LE JUGEMENT DIFFÉRÉ
LE JUGEMENT DIFFÉRÉ :
LA MISÉRICORDE À L’ÉPREUVE DU TEMPS
Mardi 24 juin 2025
Semaine 13 : La fin en images
Thème
général : Allusions, images
et symboles : Méthodes d’étude de la prophétie biblique.
Texte à méditer : “
Quand Dieu vit qu’ils agissaient ainsi
et qu’ils abandonnaient leur mauvaise conduite, il renonça au châtiment dont il
les avait menacés ” (Jonas 3:10 - BFC).
I. NINIVE SOUS
MENACE : QUAND LA REPENTANCE SUSPEND LE JUGEMENT
« Jonas entra dans la ville et
commença par y marcher toute une journée en proclamant : Encore
quarante jours, et Ninive est détruite ! » (Jonas 3:4). Le
message est brutal, sans nuance.
Il semble que la ville soit
irrémédiablement condamnée. Et pourtant, ce compte à rebours n’annonce pas une fatalité, mais une opportunité. « Le Seigneur ne tarde pas dans
l’accomplissement de la promesse... mais Il use de patience, ne voulant pas qu’aucun périsse » (2 Pierre
3:9). Ce délai de quarante jours révèle moins un changement divin qu’une
pédagogie céleste : le temps donné est un espace de
grâce.
Le nom même de Ninive (« grand
poisson dans la ville ») semble prophétique : Dieu, déçu par l’infidélité
d’Israël, envoie Son prophète dans une ville païenne pour y chercher une
réponse que Son peuple n’offre plus. Il convient également de souligner que la ville de
Ninive fut visitée une seconde fois, environ cent cinquante ans plus tard (vers
630 av. J.-C.), par le prophète Nahum, porteur cette fois d’un oracle de
condamnation en raison de la persistance de la méchanceté de ses habitants. Le jugement différé n’était pas aboli, seulement
suspendu.
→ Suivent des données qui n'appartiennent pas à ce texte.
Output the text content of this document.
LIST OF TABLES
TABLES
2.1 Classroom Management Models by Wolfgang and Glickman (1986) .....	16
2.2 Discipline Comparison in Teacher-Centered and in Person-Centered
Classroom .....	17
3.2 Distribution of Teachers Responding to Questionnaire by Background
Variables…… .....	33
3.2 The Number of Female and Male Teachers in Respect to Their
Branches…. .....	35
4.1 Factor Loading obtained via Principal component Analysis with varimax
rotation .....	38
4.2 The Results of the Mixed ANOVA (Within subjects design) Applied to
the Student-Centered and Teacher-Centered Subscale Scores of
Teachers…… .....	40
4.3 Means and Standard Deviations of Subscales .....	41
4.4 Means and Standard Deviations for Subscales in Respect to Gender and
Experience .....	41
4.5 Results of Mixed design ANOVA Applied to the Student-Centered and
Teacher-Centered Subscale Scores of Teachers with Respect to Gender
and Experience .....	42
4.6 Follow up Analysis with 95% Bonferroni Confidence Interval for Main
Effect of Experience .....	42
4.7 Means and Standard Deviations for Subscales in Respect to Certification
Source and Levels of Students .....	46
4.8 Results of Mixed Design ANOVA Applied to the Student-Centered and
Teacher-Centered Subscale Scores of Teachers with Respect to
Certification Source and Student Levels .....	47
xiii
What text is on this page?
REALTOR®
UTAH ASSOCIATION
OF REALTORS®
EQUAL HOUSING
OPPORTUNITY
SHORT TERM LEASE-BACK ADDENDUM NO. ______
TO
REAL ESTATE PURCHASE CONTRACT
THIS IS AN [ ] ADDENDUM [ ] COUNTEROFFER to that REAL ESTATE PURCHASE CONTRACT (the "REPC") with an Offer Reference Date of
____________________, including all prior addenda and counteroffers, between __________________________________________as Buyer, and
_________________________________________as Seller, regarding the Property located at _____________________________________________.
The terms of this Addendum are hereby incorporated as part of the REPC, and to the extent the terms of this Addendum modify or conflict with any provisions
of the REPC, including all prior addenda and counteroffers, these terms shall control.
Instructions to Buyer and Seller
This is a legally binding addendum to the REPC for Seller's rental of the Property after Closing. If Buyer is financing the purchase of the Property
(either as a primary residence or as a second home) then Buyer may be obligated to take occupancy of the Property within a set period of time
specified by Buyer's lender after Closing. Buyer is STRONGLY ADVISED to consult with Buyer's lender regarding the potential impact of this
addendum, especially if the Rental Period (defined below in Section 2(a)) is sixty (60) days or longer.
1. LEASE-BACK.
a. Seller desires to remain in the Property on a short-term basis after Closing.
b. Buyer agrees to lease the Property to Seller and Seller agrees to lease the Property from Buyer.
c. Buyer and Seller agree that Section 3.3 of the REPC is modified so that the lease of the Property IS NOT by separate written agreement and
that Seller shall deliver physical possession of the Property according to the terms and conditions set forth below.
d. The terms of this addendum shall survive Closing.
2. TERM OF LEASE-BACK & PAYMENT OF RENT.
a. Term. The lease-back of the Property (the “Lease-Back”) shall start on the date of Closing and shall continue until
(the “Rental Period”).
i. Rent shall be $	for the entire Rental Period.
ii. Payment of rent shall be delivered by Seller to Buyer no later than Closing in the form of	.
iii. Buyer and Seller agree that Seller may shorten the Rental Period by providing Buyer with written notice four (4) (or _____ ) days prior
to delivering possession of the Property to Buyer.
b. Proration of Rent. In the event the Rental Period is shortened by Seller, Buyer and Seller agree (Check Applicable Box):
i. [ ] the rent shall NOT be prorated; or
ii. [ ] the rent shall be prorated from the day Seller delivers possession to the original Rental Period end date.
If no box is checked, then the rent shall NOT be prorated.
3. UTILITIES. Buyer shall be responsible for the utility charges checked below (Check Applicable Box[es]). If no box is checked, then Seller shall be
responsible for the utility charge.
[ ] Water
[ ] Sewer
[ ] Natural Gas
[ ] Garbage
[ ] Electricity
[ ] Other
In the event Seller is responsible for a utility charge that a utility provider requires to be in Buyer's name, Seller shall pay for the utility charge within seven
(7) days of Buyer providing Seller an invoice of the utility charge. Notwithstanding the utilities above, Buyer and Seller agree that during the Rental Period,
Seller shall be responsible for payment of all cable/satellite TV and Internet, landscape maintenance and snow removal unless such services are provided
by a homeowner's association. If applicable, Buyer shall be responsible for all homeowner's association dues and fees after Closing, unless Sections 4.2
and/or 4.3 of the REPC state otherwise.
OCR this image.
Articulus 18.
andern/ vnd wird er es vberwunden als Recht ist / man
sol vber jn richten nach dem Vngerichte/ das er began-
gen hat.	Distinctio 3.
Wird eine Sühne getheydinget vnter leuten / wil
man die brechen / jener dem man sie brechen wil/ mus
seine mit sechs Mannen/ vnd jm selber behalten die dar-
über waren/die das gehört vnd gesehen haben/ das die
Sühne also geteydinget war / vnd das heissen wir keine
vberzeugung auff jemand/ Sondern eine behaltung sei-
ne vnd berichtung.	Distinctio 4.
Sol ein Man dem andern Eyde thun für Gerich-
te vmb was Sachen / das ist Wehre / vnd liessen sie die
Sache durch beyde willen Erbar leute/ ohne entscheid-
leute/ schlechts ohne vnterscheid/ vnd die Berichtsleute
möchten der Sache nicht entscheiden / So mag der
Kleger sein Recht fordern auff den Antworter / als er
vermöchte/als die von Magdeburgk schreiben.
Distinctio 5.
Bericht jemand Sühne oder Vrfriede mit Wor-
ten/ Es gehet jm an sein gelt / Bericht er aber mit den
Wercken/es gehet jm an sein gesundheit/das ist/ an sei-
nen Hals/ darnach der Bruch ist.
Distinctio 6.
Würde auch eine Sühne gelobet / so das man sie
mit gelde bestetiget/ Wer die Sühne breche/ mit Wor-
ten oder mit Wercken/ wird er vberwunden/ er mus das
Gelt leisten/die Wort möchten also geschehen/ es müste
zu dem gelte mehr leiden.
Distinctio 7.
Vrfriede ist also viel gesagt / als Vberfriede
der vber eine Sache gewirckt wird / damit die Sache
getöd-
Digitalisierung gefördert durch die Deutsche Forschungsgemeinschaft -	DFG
Cette
double intervention illustre avec clarté la manière dont Dieu agit, tant envers
Son peuple qu’envers les nations : Il offre d’abord Sa grâce aux
pécheurs, mais exerce ensuite Sa justice à l’égard
de ceux qui refusent de se détourner de leurs mauvaises voies.
II. UNE
REPENTANCE FRAGILE : QUAND L’OUBLI EFFACE LA CRAINTE DE DIEU
« Les gens de Ninive crurent en
Dieu » (Jonas 3:5). Le jeûne fut proclamé, la prière s’éleva, et la ville fut
épargnée.
Jonas, lui, espérait un jugement
spectaculaire. Il voulait des feux d’artifice. Il voulait que le feu
tombe du ciel pour valider son message. Mais
le changement de cœur du peuple ne l’émut pas. Son orgueil de prophète blessé
révélait une
théologie déficiente : il croyait que la prédication devait produire des
événements visibles, et non des conversions invisibles. Sommes-nous aujourd’hui aussi aveugles que
Jonas ? N’avons-nous pas fait de l’accomplissement prophétique notre obsession,
aux dépens de la transformation du cœur ?
Plus
encore, Jonas ne voyait pas les Ninivites comme Dieu les voyait. Comme nous, il
croisait des êtres au langage, à la culture et au comportement différents, et
les jugeait indignes de compassion. Mais Dieu regarde autrement : « L’homme regarde à ce qui frappe les yeux,
mais l’Éternel regarde au cœur »
(1 Samuel 16:7). La repentance véritable commence quand nous cessons de voir
les autres comme des obstacles ou des menaces, pour les considérer comme des
êtres créés à l’image de Dieu. La repentance ne peut être un simple réflexe de
peur : elle doit transformer le cœur. Jonas, qui annonçait la repentance aux
autres, devait en vérité en faire lui-même l’expérience.
III. DE NINIVE À
BABYLONE : UN APPEL RÉPÉTÉ DANS L’HISTOIRE PROPHÉTIQUE
Dieu répète Son schéma ; hier
avec Ninive, aujourd’hui avec Babylone : Avertir avant de juger. « Craignez
Dieu, … car l’heure de son jugement est venue… » (Apo. 14 :7). Comme Ninive, Babylone reçoit un
avertissement clair - « Sortez du milieu
d’elle, mon peuple… » (Apocalypse 18:4), avant que le jugement
ne tombe. « Fuyez de Babylone, et que chacun sauve sa vie, De peur que vous
ne périssiez dans sa ruine! Car c'est un temps de vengeance pour l'Éternel ; Il
va lui rendre selon ses œuvres » (Jérémie 51:6).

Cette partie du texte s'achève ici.